There are several possible procedural permutations. Ed Whelan, a conservative legal commentator, suggested this one on social media: The court could dismiss the Biden administration’s petition as improvidently granted, grant a petition from the private plaintiffs, hear arguments in the spring and decide the case by the end of the term in late June or early July.
The case on ghost guns, Garland v. VanDerStok, No. 23-852, was argued in October. But the Trump administration could render it moot by rescinding the regulation at issue in the case, which places limits on kits that can be bought online and assembled into untraceable homemade firearms.
In all, Mr. Wolf said, it was possible that the Trump administration could change positions in a half-dozen sets of cases, roughly in line with the Biden administration’s track record. That was, he said, understandable, to a point.
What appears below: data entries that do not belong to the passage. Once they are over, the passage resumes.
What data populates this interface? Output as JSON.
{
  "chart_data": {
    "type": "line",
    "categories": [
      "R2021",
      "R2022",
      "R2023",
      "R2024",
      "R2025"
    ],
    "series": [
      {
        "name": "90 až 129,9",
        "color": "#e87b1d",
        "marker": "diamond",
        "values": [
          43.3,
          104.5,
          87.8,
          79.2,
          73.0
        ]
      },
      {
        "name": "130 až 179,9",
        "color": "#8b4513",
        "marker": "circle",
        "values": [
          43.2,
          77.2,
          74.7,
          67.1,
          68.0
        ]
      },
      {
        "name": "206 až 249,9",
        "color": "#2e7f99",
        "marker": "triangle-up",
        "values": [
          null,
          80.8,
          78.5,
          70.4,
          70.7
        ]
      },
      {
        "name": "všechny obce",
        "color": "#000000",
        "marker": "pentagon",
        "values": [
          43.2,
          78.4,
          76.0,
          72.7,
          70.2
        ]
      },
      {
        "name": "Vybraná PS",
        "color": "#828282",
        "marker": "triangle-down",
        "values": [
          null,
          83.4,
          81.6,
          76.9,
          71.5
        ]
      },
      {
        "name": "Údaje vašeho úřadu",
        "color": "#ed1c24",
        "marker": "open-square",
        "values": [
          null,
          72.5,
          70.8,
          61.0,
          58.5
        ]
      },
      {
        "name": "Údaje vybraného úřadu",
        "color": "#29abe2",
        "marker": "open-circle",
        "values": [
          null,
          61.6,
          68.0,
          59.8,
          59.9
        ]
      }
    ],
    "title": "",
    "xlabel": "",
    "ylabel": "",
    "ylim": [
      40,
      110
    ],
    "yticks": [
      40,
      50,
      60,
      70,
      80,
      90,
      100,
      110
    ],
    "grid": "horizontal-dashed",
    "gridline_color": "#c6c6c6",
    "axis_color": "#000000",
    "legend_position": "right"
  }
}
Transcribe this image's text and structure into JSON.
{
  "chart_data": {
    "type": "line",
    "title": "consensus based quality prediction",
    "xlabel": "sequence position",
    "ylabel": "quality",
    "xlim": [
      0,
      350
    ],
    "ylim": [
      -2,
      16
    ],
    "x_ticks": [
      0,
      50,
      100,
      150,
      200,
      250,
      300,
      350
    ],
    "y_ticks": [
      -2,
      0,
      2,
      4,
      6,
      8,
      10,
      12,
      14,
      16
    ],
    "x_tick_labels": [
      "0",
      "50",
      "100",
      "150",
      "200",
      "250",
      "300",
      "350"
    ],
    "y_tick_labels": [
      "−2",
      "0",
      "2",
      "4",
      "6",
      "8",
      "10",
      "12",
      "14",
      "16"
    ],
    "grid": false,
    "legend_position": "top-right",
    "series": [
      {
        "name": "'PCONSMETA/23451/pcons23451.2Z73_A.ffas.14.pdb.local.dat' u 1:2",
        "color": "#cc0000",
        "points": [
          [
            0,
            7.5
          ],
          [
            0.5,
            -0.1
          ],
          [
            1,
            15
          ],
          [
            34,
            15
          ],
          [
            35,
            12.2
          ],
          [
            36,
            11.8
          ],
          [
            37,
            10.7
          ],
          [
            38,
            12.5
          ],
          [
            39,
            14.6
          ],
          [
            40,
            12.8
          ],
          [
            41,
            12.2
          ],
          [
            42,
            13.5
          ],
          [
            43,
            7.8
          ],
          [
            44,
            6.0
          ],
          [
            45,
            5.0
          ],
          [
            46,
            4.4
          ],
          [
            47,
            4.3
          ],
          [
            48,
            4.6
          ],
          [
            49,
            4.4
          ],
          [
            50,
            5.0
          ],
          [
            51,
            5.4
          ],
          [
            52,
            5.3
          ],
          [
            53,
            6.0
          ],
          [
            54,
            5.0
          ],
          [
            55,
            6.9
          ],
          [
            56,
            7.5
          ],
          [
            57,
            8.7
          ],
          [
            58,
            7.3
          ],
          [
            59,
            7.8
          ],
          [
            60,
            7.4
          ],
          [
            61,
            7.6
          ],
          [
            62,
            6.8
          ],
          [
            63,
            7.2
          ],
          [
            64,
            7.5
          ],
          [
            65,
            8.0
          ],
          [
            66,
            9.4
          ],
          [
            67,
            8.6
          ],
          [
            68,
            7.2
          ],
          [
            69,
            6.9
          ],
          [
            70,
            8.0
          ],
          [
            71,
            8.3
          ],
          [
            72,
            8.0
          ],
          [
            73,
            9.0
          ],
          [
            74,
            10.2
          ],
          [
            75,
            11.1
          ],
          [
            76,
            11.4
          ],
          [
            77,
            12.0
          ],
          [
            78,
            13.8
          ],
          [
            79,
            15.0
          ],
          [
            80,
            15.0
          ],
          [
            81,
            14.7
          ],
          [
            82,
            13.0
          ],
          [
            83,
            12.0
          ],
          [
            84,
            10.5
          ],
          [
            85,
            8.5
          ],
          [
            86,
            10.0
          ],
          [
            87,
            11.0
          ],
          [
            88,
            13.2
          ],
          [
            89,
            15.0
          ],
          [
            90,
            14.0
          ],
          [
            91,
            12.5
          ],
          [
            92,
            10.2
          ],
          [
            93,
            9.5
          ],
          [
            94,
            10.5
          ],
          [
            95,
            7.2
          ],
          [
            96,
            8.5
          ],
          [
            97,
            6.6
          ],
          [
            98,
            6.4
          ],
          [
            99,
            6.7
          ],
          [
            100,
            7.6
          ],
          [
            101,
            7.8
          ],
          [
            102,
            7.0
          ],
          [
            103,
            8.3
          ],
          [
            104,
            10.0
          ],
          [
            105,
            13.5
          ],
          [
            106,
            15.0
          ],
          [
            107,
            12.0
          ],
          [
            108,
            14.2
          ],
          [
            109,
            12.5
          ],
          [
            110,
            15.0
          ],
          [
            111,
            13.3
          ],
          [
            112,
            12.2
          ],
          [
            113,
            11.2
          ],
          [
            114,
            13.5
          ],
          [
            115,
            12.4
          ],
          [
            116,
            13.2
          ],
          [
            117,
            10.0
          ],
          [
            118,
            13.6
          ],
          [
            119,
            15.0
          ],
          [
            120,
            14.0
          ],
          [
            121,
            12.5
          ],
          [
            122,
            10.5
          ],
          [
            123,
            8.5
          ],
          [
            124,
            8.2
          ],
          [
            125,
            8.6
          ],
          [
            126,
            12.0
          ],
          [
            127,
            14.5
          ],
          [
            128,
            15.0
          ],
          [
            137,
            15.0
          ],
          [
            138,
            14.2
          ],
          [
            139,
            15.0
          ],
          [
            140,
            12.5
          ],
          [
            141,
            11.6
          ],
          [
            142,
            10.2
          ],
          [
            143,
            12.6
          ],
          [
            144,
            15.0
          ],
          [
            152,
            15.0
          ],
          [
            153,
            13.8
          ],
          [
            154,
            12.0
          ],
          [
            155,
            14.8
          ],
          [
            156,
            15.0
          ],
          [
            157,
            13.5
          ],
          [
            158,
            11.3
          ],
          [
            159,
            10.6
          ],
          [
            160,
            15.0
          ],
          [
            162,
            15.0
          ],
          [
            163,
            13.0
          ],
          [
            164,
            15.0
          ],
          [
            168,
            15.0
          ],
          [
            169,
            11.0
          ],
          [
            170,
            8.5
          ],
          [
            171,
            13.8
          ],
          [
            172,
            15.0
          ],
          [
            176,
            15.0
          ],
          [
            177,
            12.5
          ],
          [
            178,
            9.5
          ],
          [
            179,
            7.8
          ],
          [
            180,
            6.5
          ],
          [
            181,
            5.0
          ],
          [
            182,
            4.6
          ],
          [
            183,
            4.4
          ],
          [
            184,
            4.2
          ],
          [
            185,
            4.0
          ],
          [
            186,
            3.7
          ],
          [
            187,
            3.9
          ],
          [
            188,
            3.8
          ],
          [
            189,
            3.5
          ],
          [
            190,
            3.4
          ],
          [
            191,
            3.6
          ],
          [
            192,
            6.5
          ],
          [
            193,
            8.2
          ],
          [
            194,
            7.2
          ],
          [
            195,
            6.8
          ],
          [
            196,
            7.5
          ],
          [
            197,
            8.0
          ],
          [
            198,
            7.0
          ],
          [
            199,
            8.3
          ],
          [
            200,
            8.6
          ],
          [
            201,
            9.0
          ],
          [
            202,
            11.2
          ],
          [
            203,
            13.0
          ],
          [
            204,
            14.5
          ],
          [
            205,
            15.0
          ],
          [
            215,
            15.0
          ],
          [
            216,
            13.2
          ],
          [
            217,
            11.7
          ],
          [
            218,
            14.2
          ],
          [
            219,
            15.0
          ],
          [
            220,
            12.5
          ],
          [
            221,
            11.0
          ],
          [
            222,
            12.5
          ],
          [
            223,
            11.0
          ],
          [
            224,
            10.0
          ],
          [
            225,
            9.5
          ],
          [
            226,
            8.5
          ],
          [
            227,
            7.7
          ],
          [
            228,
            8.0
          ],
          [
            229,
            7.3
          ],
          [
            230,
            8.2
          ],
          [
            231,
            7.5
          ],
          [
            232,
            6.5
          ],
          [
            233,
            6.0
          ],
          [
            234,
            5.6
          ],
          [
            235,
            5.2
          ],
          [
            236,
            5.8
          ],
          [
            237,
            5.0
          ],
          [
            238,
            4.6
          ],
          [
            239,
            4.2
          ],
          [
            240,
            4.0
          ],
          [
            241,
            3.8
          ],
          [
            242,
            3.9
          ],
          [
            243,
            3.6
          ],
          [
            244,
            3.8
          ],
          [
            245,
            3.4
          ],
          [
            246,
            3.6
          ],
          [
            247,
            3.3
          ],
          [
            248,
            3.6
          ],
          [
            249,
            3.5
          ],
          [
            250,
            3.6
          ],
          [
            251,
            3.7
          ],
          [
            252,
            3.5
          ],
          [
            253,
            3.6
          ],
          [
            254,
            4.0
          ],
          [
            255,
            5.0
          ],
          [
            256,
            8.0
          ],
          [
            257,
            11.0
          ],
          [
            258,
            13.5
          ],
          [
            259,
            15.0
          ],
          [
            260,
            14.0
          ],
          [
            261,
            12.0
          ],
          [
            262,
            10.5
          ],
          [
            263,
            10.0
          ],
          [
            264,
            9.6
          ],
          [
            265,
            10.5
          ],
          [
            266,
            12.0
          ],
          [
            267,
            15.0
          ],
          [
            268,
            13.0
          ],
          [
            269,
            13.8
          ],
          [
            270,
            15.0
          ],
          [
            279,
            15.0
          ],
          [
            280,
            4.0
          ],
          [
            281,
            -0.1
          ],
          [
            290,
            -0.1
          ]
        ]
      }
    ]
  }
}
“All of these legal disputes are taking place within the context of the democracy that we’re supposed to have,” he said. “As part of that democracy, elections are supposed to have consequences for policy, including legal policy. So it’s natural to assume that if one administration succeeds another with significantly different policy views that their legal positions should change as well.”
“However,” he added, “it’s critical that in the course of making those changes that the administrations are also recognizing some bedrock principles about the rule of law and the legitimate boundaries of our constitutional rights.”